La sous-traitance est l'opération par laquelle un entrepreneur se substitue sous sa responsabilité, un sous-traitant dans l'exécution de tout ou partie d’un contrat d'entreprise conclu avec un maître d’ouvrage. 

 

 

Il est important de noter qu’il ne peut y avoir sous-traitance, que s’il y a deux contrats d’entreprise : le premier, conclu initialement entre le maître de l’ouvrage et l’entrepreneur puis, le deuxième, entre l’entrepreneur et le sous-traitant. Ainsi, une entreprise qui fait fabriquer des produits par une autre entreprise puis les écoule au moyen de contrats de vente, ne recourt pas à la sous-traitance.

 

Concernant le contrat de fabrication par un sous-traitant,la Cour de cassation considère qu'il s'agit d'un contrat d'entreprise dès lors qu'il s'agit d'un travail spécifique en vertu d'indications particulières destiné à un chantier déterminé, même si le sous-traitant n'intervient pas sur le chantier pour la mise en œuvre des biens fabriqués par lui.
Par conséquent, la qualité de sous-traitant a été reconnue à l'installateur chargé, non seulement de la fabrication, mais également de la conception et du montage du produit. Elle a également été reconnue pour des prestations purement intellectuelles comme des travaux d'études, ne se faisant pas sur le site.

 

Si le sous-traité a reçu un commencement d'exécution avant la conclusion du contrat principal, il n'y a pas de contrat de sous-traitance mais un contrat d'entreprise autonome.

 

La sous-traitance peut être horizontale ("cotraitance" : un entrepreneur fait appel à plusieurs sous-traitant pour des missions distinctes par rapport à un même ouvrage) et/ou verticale ("sous-traitance en chaîne" : le sous-traitant de l'entrepreneur fait lui-même appel à un sous-traitant dit "de second rang").

Régime juridique

La sous-traitance est régie par le droit commun des contrats d'entreprise et par la loi du 31 décembre 1975. Cette loi ne pose pas véritablement de statut mais a pour seul but de garantir le sous-traitant en cas de défaillance de l'entrepreneur principal :

 

  • par une action directe en paiement du sous-traitant à l'encontre du maître de l'ouvrage ;

 

 

On veillera, en particulier, à articuler le contrat de sous-traitance avec le contrat d’entreprise principal. Pour éviter d’exposer l’entrepreneur principal à des sanctions vis-à-vis de son client, au regard de l’exécution du contrat d’entreprise les liant, il est recommandé de prévoir des conditions plus rigoureuses dans le contrat de sous-traitance (ex : si l’entrepreneur principal doit s’engager à livrer un ouvrage le 1er novembre de l’année N, le sous-traitant doit s’engager à le livrer le 25 octobre de l’année N).

 

Requalification du contrat de sous-traitance

 

Le juge est libre de requalifier un contrat d'entreprise en contrat de sous-traitance (et réciproquement) en dépit de la qualification qui lui a été donnée par les parties, dès lors que les critères de qualification sont réunis.
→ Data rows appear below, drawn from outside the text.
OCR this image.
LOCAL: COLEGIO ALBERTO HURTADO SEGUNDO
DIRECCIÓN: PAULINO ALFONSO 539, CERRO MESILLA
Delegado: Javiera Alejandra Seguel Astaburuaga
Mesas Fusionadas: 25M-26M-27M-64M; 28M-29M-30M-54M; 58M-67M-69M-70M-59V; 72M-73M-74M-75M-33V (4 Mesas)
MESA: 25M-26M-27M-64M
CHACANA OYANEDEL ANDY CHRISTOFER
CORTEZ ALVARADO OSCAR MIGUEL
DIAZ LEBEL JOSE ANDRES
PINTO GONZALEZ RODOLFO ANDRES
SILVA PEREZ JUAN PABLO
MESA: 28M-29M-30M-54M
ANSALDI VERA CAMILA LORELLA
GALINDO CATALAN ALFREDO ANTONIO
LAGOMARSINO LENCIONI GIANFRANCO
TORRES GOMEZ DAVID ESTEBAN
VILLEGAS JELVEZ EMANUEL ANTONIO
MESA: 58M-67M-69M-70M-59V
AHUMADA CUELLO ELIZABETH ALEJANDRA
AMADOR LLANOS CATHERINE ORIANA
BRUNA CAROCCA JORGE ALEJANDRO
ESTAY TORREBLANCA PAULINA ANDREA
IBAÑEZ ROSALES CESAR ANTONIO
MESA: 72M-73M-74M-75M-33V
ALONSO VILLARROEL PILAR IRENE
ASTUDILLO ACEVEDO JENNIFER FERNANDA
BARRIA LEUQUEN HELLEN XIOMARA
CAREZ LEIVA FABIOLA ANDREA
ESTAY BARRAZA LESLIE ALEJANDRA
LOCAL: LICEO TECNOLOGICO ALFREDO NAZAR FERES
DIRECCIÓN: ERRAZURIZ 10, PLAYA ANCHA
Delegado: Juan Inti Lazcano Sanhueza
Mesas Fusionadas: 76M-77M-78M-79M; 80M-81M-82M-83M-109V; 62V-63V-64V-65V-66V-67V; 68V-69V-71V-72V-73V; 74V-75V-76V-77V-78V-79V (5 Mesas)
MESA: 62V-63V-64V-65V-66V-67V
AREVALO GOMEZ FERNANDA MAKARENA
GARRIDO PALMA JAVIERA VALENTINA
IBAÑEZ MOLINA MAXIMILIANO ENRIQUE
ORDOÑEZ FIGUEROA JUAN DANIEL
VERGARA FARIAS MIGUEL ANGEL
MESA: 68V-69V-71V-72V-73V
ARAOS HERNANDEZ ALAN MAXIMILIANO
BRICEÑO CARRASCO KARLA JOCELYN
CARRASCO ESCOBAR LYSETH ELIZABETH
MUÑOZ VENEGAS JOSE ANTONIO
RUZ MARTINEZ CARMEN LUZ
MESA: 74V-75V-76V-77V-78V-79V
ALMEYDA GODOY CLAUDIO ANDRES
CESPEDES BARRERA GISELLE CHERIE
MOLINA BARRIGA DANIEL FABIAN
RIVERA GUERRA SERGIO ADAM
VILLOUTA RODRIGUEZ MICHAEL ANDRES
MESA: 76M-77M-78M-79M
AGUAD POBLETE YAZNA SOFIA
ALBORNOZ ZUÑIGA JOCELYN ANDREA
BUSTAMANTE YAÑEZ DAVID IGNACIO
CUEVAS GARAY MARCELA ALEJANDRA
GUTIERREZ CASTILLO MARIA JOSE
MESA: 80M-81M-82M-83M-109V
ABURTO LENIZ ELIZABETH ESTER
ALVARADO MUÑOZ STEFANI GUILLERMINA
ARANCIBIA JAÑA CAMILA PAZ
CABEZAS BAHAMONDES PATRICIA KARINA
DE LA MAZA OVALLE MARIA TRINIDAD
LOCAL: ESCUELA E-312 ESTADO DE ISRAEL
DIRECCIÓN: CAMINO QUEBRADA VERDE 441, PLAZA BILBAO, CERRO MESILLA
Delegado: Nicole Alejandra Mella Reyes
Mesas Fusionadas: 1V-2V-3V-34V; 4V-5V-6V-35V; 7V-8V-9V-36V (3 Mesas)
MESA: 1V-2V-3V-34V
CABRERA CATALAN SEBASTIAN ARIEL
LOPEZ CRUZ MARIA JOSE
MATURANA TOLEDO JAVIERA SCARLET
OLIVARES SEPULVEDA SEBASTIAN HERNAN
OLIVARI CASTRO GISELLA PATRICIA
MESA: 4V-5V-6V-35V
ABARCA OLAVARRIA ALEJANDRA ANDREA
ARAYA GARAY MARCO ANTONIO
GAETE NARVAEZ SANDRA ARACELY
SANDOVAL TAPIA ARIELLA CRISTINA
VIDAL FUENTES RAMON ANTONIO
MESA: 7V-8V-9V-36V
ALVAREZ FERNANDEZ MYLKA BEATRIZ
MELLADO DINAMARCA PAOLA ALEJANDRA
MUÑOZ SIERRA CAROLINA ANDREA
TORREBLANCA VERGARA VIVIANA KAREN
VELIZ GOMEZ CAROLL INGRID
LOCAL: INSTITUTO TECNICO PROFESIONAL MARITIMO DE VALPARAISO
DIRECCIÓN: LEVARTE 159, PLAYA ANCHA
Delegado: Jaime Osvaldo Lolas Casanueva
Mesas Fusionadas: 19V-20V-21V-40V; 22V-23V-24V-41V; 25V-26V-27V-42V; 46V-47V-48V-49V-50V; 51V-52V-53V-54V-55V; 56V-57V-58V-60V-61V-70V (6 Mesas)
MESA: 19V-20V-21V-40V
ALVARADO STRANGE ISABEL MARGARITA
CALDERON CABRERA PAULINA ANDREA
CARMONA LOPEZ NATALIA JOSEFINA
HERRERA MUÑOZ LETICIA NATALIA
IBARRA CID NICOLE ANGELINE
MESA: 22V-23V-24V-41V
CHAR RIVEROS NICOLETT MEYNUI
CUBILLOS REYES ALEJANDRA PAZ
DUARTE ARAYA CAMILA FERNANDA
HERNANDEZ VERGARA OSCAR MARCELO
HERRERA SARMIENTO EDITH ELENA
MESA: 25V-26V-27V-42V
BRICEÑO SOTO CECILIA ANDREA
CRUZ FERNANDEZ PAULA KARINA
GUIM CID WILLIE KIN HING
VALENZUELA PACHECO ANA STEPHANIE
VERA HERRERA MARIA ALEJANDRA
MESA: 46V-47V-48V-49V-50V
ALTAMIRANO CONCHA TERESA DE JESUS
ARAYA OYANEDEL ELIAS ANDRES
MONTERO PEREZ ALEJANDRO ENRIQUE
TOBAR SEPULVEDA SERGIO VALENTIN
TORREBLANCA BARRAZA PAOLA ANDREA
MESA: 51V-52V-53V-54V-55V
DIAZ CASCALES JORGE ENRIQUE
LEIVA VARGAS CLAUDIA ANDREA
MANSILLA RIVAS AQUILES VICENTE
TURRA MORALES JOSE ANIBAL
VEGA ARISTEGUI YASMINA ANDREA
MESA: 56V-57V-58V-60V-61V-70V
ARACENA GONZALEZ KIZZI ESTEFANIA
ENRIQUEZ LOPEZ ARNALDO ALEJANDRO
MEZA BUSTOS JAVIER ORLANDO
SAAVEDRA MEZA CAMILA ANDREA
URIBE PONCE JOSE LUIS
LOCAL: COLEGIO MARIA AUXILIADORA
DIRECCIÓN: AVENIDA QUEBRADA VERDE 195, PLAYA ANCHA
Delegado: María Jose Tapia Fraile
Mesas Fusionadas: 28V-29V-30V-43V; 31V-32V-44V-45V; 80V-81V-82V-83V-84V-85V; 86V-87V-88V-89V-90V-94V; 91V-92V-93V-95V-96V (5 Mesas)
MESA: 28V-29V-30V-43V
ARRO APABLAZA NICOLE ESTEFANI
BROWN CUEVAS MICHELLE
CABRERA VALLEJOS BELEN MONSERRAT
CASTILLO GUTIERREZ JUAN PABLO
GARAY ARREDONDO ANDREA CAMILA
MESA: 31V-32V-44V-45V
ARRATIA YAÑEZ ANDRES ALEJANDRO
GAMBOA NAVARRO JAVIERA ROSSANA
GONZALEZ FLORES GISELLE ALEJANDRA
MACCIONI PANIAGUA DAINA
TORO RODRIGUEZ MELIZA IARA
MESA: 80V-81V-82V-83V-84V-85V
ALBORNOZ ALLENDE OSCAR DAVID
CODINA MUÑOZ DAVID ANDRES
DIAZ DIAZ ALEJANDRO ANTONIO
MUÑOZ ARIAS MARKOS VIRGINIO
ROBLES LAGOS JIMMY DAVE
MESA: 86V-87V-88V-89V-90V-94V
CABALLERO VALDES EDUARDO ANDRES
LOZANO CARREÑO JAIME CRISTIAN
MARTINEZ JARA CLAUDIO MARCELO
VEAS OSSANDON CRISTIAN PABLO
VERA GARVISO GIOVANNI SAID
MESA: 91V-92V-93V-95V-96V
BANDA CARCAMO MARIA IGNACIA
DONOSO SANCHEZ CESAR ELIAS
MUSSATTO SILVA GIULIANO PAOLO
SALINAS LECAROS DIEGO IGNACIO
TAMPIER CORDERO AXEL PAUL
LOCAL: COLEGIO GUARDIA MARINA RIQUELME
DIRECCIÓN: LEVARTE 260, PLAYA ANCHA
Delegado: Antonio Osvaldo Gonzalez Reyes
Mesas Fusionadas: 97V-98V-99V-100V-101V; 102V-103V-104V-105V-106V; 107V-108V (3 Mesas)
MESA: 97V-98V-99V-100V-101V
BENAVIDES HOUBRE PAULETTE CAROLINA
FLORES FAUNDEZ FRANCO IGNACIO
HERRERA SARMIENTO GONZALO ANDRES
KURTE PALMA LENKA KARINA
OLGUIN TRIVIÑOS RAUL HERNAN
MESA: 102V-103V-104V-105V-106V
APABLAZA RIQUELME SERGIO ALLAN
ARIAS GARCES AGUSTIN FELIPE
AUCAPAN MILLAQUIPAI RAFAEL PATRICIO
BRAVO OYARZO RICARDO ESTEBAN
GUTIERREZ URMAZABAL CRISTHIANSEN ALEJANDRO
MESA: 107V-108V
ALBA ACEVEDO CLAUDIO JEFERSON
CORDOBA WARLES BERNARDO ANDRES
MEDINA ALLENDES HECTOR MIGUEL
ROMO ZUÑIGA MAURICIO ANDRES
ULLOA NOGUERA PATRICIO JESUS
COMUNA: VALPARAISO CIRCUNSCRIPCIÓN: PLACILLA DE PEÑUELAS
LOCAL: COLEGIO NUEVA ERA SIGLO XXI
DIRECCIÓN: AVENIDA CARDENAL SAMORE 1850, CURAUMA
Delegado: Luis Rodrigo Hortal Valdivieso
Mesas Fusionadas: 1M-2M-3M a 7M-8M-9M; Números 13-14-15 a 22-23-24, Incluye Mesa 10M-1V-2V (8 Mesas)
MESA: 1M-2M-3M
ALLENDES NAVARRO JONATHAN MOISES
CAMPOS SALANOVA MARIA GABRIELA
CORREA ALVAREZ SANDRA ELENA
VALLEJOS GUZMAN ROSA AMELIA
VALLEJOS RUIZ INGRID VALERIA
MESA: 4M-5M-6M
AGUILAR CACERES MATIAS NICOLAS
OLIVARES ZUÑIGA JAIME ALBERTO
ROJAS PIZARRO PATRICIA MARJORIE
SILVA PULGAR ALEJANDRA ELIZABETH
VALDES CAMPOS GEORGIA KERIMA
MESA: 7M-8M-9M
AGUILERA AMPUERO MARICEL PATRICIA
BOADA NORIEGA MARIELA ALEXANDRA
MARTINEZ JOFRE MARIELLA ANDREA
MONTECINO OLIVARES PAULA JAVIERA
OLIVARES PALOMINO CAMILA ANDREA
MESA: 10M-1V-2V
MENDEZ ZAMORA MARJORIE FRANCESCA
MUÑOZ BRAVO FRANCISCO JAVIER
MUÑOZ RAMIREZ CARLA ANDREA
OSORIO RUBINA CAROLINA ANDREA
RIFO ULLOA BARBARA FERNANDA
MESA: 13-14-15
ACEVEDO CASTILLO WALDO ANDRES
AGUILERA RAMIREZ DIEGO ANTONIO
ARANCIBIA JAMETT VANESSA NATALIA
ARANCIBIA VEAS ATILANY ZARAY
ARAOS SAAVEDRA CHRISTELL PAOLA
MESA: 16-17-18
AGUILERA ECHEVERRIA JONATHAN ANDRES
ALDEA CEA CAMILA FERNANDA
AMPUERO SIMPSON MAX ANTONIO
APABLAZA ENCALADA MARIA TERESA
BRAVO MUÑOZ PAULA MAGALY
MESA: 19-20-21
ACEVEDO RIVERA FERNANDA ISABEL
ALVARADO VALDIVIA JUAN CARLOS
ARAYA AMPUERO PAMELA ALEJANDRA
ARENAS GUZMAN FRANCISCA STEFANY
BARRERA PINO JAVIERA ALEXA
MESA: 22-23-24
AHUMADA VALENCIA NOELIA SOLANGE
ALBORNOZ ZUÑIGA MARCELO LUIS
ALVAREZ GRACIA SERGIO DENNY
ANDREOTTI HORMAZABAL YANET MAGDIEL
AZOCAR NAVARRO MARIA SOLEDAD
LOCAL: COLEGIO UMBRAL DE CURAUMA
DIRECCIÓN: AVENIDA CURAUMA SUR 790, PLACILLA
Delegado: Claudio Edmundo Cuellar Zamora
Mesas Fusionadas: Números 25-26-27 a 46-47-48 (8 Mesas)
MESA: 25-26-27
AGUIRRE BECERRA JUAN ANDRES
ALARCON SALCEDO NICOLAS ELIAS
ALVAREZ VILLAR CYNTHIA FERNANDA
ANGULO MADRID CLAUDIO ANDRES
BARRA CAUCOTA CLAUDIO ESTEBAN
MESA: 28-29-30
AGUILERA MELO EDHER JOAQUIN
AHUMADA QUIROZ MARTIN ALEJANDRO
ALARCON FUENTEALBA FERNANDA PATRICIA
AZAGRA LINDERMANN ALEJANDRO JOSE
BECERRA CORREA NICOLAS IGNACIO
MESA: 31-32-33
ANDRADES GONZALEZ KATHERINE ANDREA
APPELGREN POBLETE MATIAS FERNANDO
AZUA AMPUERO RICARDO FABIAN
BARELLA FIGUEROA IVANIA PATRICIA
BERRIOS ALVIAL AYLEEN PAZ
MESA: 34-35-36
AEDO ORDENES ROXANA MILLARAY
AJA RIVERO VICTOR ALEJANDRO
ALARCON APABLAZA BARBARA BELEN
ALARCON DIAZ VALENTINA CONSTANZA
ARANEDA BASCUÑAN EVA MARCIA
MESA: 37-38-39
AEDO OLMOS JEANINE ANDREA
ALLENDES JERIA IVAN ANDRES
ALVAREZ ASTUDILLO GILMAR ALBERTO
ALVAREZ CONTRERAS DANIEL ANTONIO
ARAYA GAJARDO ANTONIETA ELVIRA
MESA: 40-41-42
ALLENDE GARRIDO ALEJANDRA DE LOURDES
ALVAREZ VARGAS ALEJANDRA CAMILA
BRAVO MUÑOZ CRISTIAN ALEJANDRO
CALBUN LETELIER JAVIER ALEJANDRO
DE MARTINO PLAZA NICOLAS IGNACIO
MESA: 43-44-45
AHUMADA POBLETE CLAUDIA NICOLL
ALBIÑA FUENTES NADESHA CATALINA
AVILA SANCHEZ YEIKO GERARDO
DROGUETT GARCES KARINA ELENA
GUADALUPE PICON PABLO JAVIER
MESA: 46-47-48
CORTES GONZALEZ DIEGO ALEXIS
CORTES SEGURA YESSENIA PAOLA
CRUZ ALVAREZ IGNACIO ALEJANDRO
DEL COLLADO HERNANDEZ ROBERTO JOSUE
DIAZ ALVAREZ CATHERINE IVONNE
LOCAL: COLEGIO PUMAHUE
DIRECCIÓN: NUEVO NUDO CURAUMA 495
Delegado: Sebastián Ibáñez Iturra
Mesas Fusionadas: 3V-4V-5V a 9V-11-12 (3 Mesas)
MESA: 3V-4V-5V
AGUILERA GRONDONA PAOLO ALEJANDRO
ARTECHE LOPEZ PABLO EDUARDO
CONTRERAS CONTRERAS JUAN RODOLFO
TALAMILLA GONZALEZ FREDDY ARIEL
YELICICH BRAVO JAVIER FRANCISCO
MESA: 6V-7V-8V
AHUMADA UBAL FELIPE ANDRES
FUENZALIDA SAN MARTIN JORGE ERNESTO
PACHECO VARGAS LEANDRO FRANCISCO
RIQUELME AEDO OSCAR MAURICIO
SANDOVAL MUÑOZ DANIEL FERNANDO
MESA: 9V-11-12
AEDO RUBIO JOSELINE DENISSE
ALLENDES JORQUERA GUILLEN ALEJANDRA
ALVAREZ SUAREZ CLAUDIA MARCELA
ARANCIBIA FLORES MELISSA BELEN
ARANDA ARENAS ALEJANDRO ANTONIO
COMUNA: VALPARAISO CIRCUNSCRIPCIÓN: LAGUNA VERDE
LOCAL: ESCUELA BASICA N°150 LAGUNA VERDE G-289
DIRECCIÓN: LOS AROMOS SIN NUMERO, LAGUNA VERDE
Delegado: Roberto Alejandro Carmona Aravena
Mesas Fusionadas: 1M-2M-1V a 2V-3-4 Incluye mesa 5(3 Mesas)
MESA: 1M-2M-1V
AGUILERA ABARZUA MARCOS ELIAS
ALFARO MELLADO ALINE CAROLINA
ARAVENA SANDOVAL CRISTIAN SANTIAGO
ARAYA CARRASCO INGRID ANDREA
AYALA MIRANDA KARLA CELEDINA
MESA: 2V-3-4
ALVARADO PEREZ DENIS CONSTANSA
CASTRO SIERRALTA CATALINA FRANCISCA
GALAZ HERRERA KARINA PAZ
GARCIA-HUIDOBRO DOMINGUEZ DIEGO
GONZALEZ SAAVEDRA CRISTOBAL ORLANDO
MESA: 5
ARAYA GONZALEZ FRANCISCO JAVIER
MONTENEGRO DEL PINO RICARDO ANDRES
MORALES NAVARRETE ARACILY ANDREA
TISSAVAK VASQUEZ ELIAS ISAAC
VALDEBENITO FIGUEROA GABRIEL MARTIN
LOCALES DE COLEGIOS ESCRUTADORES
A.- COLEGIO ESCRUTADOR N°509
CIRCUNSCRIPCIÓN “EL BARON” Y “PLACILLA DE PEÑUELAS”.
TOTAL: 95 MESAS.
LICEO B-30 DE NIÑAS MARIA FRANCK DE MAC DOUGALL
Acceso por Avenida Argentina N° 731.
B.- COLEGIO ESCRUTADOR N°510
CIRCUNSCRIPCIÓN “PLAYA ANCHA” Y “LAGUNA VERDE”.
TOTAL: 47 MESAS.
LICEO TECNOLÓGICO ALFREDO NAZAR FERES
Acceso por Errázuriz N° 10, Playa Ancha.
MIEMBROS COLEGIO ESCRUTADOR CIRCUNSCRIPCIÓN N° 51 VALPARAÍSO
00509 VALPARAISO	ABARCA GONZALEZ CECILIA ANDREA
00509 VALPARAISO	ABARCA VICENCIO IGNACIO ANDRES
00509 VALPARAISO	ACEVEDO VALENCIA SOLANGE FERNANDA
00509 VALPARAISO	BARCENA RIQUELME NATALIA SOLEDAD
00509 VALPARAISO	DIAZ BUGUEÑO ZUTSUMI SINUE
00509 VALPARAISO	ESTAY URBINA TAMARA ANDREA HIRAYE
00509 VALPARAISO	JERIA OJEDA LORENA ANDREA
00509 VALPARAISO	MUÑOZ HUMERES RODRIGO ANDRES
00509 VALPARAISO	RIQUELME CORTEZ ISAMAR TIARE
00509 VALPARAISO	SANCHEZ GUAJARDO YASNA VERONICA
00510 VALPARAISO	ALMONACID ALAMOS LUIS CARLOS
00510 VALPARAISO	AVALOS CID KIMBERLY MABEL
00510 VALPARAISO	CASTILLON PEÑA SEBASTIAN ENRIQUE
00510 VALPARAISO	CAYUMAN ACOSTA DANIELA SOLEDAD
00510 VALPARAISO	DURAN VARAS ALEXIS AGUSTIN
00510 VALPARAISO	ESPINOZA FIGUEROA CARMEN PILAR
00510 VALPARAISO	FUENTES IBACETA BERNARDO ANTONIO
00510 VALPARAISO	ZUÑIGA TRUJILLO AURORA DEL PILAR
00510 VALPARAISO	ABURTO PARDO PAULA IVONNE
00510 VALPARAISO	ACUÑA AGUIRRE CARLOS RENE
En particulier, le principal risque de requalification du contrat de sous-traitance est celui de requalification en contrat de travail, si un lien de subordination juridique pouvait être caractérisé.

 

Peuvent être retenus à l'appui d'un lien de subordination juridique, d’une part, une rémunération subordonnée non à l'exécution d'une tâche déterminée à l'avance mais à un contrôle de la quantité du travail effectué et d’autre part, une surveillance permanente de leur tâche.

 

L'entrepreneur principal peut toutefois, sans entraîner la requalification en contrat de travail :
- prévoir un contrôle pour vérifier que les spécifications imposées ont été respectées ;
- prévoir des directives dans un cahier des charges ;
- ou se réserver un contrôle dans la fabrication.

 

La dissimulation est établie lorsque les contrats de sous-traitance invoqués constituent, en réalité, des opérations de fourniture de main d'œuvre à but lucratif ayant pour effet de priver les salariés concernés des garanties légales et des avantages conventionnels conférés aux salariés permanents de l'entreprise où est réalisée la prestation de travail.

 

En cas de fausse sous-traitance ayant pour but d’éviter l’application du droit du travail, deux types d’infraction sont susceptibles de s’appliquer :

 

- le marchandage, délit défini comme toute opération à but lucratif de fourniture de main-d’œuvre qui a pour effet de causer un préjudice au salarié ou d'éluder l'application de dispositions légales ou de stipulations d'une convention ou d'un accord collectif de travail ;
- le prêt illicite de main-d’œuvre, délit défini comme toute opération à but lucratif ayant pour objet exclusif le prêt de main-d'œuvre

Ces infractions constituent des délits.

 

Responsabilité de l’entrepreneur principal au regard du droit du travail

L'entrepreneur principal peut être redevable de certaines obligations du droit du travail vis-à-vis des salariés du sous-traitant.

 

Lorsque le sous-traitant n'est pas propriétaire d'un fonds de commerce ou d'un fonds artisanal, l'entrepreneur principal doit respecter à l'égard des salariés de ce sous-traitant, sous les mêmes sanctions que pour ses propres salariés, les prescriptions relatives à différentes dispositions du Code du travail.

 

En cas de défaillance d'une telle entreprise sous-traitante, l'entrepreneur principal doit la substituer plus ou moins largement à l'égard de ses salariés selon que les travaux sont exécutés ou non dans l'établissement de l'entrepreneur principal :

 

  • lorsque les travaux sont réalisés au sein de l'établissement de l'entrepreneur principal, ce dernier est tenu au paiement des salaires et des congés payés ainsi qu'aux obligations résultant de la législation sur les assurances sociales, sur les accidents du travail et les maladies professionnelles et sur les prestations familiales ;

 


Par ailleurs, le sous-traitant devra procéder à l'affichage du nom et de l'adresse de l'entrepreneur principal, dans chacun des ateliers, magasins ou chantiers où les travaux sont exécutés. À défaut, il encourt la peine d'amende prévue pour les contraventions de quatrième classe.

 

Aucune disposition spécifique n'est prévue relativement à l'hypothèse où l'entrepreneur principal a recours à un sous-traitant disposant de son propre fonds de commerce ou artisanal.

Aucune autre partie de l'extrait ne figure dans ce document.